Brooks came by such an attitude as naturally as anybody can. He graduated from Harvard in 1908 and published a book a year for the next sixty years, which would give just about anybody a certain arch quality. And besides, the strange hybrid animal that is the writer’s notebook tends to make just about anybody who indulges in it look like a mandarin yutz.

So Brooks can veer from the gloomy (“There are writers who, as writers, ought to die, and the only way to contribute to this end is not to mention them”) to the pretentious:

A seed catalogue – Stumpp and Walter’s – says that if you wish to develop new and beautiful varieties, you must save the weak seedlings. The strongest seedlings are pretty certain to run true to type. Using the words “weak” and “strong” as most people use them, is this not generally true of writers also?

… to the flagrantly hypocritical: “When a writer begins to be successful, when he begins to soar, outwardly but especially inwardly, then, to save him from infatuation, he needs to be pelted with bitter apples.” And since the thing is a notebook, it can narrowly skirt the expectation of greater cohesion we’d demand of almost any other kind of book. After all, a notebook is just jottings, right? Thoughts and impressions recorded on the fly, of interest to readers now only due to the breathtaking profundity of the author. One result is that the pages can get a bit tiring at times:

People who are too agreeable and cultivated lull one insensibly into a kind of fatuity. One gets into a fool’s paradise. That is another reason why, except in small doses, “good society,” – at its best – is not good for writers. For the literary mind needs to be misunderstood; it requires something harsh in the air that surrounds it.

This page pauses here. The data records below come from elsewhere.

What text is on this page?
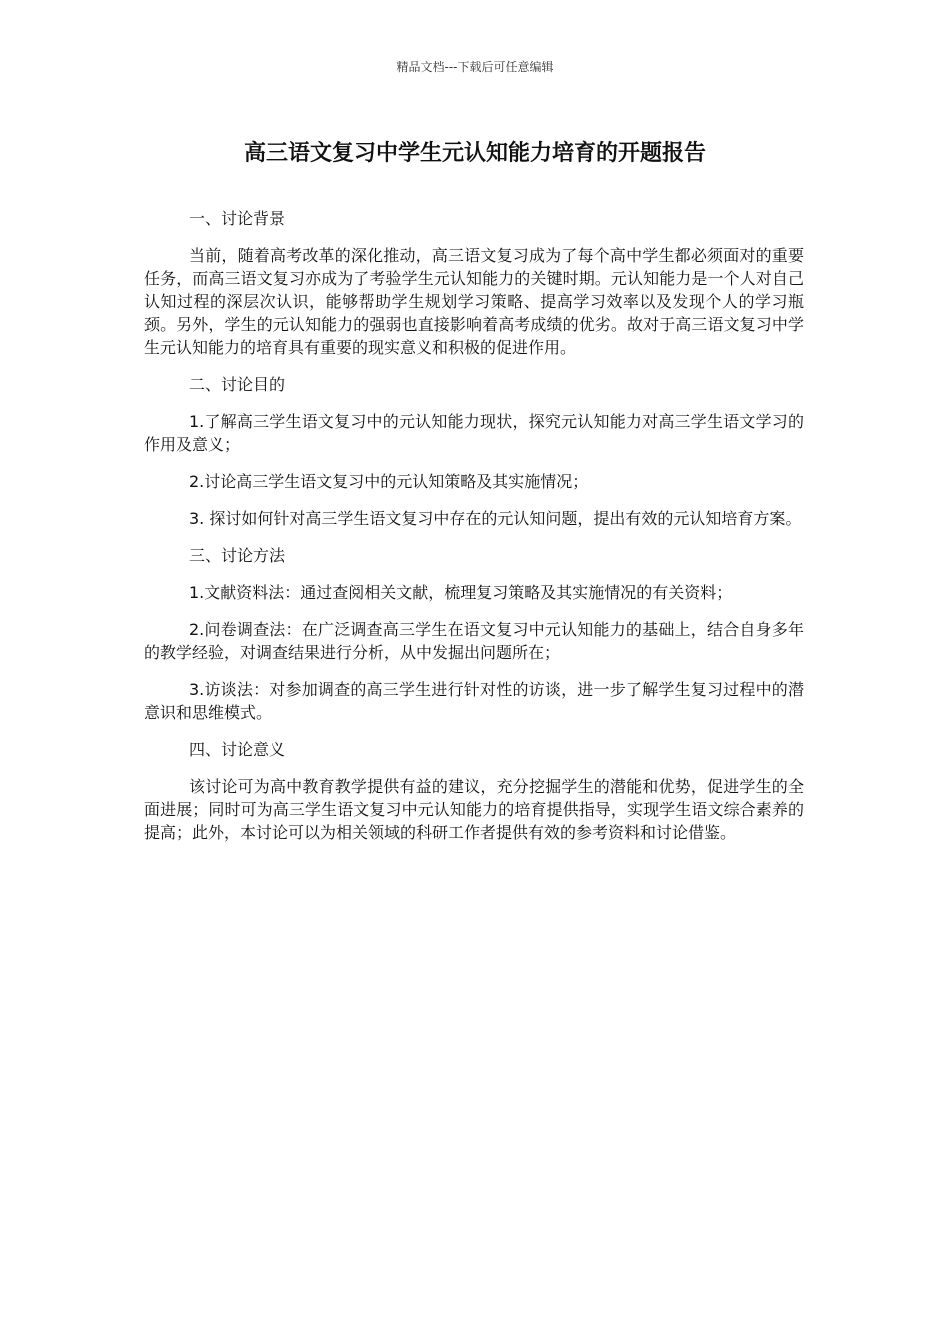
精品文档---下载后可任意编辑
高三语文复习中学生元认知能力培育的开题报告
一、讨论背景
当前，随着高考改革的深化推动，高三语文复习成为了每个高中学生都必须面对的重要任务，而高三语文复习亦成为了考验学生元认知能力的关键时期。元认知能力是一个人对自己认知过程的深层次认识，能够帮助学生规划学习策略、提高学习效率以及发现个人的学习瓶颈。另外，学生的元认知能力的强弱也直接影响着高考成绩的优劣。故对于高三语文复习中学生元认知能力的培育具有重要的现实意义和积极的促进作用。
二、讨论目的
1.了解高三学生语文复习中的元认知能力现状，探究元认知能力对高三学生语文学习的作用及意义；
2.讨论高三学生语文复习中的元认知策略及其实施情况；
3. 探讨如何针对高三学生语文复习中存在的元认知问题，提出有效的元认知培育方案。
三、讨论方法
1.文献资料法：通过查阅相关文献，梳理复习策略及其实施情况的有关资料；
2.问卷调查法：在广泛调查高三学生在语文复习中元认知能力的基础上，结合自身多年的教学经验，对调查结果进行分析，从中发掘出问题所在；
3.访谈法：对参加调查的高三学生进行针对性的访谈，进一步了解学生复习过程中的潜意识和思维模式。
四、讨论意义
该讨论可为高中教育教学提供有益的建议，充分挖掘学生的潜能和优势，促进学生的全面进展；同时可为高三学生语文复习中元认知能力的培育提供指导，实现学生语文综合素养的提高；此外，本讨论可以为相关领域的科研工作者提供有效的参考资料和讨论借鉴。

But it’s not all hopeless, mainly because underneath all his backhanded professions of his own genius, Brooks actually was a genius, and it’s fascinating in these pages to watch that genius latch onto all manner of subjects, literary and otherwise, and try to chase those subjects down to some kind of comprehensibility that doesn’t conflict with a lifetime of codified opinions. For instance, Brooks is never more aphoristic than when he’s making lucy-reads-brooksoffhand comments about other writers; those are always the highlights for me, every time I re-read pieces of A Writer’s Notebook, that and the very real sense of being in the presence of a fiercely active mind, although not a particularly reflective one. When Brooks digs deep into an author’s life and personality, he very often finds himself staring back out of the details – but he doesn’t make the connection. About T. S. Eliot, for example, he writes: “Because he is dictatorial Eliot appeals all the more to an age that desires orthodoxy and desires to conform. How could such an age not wish for a literary pope?”

Nobody in the world coveted that mitre more eagerly than Van Wyck Brooks, and the sense that either he doesn’t know that or he’s daring you to mention it, well, that sense just adds to the fun.